Idée reçue : le vaccin est la seule protection efficace contre le cancer du col de l’utérus
Réalité : les vendeurs de pilules aiment bien propager l’idée que notre seule arme contre le développement du cancer du col est le gardasil. Rien n’est plus faux. Connaissez-vous le Pap test? Pensez à votre dernier rendez-vous pour votre examen gynécologique annuel. Vous souvenez-vous que le médecin prend une petite brosse qu’il insère dans le col de l’utérus puis étend les sécrétions sur une lame microscopique? C’est le fameux Pap test.
Pour comprendre le principe du Pap test, il faut comprendre comment se développe le cancer du col. Une lésion cancéreuse au niveau du col prend plusieurs années ( autour de 10 ans ) à se développer avant qu’on puisse « officiellement » l’appeler cancer. Entre temps, des changements cellulaire microscopiques surviennent et peuvent être détectés à l’aide d’un échantillon prélevé sur le col. On peut alors dépister et exciser une lésion avant qu’elle ne cause des dommages. Efficacité pour prévenir les cancers? 100%, lorsque pratiqué au moins aux 3 ans. Les cancers du col ne surviennent alors presqu’exclusivement chez des femmes n’ayant pas de suivi médical et d’examen gynécologique régulier.

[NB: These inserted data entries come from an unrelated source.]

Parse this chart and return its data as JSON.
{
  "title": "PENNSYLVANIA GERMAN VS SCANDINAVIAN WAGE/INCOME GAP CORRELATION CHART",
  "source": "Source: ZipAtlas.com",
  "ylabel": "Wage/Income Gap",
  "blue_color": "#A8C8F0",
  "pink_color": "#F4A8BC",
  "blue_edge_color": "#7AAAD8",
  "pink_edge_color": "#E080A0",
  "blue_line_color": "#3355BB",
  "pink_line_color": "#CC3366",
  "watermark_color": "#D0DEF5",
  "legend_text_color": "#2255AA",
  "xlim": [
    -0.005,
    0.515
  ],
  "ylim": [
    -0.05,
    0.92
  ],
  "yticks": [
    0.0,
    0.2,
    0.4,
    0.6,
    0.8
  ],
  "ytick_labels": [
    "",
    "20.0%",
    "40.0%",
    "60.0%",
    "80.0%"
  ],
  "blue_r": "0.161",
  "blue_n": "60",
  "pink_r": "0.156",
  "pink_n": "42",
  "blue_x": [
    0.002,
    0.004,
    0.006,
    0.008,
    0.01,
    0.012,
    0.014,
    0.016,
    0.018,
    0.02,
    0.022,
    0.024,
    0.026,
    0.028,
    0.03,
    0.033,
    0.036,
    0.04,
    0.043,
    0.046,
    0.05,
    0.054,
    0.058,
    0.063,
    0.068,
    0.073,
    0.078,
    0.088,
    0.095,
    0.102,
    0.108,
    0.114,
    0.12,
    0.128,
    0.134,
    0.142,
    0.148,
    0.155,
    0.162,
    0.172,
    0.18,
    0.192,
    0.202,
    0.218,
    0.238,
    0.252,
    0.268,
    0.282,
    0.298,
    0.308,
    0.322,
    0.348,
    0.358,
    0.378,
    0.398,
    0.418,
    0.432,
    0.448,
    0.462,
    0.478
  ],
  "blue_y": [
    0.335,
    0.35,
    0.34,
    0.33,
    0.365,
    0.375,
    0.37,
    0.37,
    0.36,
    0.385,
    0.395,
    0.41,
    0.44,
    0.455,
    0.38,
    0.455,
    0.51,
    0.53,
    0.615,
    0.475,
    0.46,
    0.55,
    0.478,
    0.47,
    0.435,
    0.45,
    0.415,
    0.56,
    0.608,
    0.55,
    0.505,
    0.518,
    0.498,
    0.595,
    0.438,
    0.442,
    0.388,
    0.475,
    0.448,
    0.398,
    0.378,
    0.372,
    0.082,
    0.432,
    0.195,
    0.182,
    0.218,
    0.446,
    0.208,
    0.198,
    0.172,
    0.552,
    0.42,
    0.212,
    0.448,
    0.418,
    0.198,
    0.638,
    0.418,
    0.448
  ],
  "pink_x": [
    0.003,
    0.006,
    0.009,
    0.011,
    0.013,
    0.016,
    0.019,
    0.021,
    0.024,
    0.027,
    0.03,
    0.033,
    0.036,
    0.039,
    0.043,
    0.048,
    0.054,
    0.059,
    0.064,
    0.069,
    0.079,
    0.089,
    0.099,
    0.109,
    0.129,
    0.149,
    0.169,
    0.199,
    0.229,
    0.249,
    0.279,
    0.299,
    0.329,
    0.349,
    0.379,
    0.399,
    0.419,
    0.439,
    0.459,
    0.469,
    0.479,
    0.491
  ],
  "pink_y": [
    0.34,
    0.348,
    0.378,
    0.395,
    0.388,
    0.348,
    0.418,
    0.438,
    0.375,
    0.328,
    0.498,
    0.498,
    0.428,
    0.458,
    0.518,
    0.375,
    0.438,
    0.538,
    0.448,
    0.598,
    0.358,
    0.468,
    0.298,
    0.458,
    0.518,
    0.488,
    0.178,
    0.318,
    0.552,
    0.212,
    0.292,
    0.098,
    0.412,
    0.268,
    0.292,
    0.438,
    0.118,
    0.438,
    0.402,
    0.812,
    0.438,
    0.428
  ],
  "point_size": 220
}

Autre point à considérer, puisque le gardasil ne protège pas contre tous les sérotypes causant le cancer du col, le Pap test demeure recommandé. Le vaccin vous protège alors partiellement contre une maladie pour laquelle vous êtes déjà protégé complètement si vous acceptez de subir un examen gynécologique annuel. Soudainement, le vaccin perd de sa magie.
Ajouter au portrait que plusieurs organismes débattent de l’efficacité du vaccin à long terme, des effets secondaires et des campagnes de peur de la compagnie Merck Frost et vous obtenez un tableau beaucoup plus nuancé.
À 500 $ le vaccin, pas étonnant que Merck Frost veuille mousser la promotion de leur produit. Imaginez les profits si des campagnes de vaccination universelles poussent dans toutes les provinces et états du monde.
Pas nécessairement que je suis contre le vaccin, mais je prône une position plus nuancée et j’évite d’entrer dans le jeu des compagnies pharmaceutiques en vantant le gardasil comme un « vaccin contre le cancer ».
Comme dans n’importe quoi, il faut conserver son esprit critique. Lorsque c’est trop beau pour être vrai, ça doit être faux!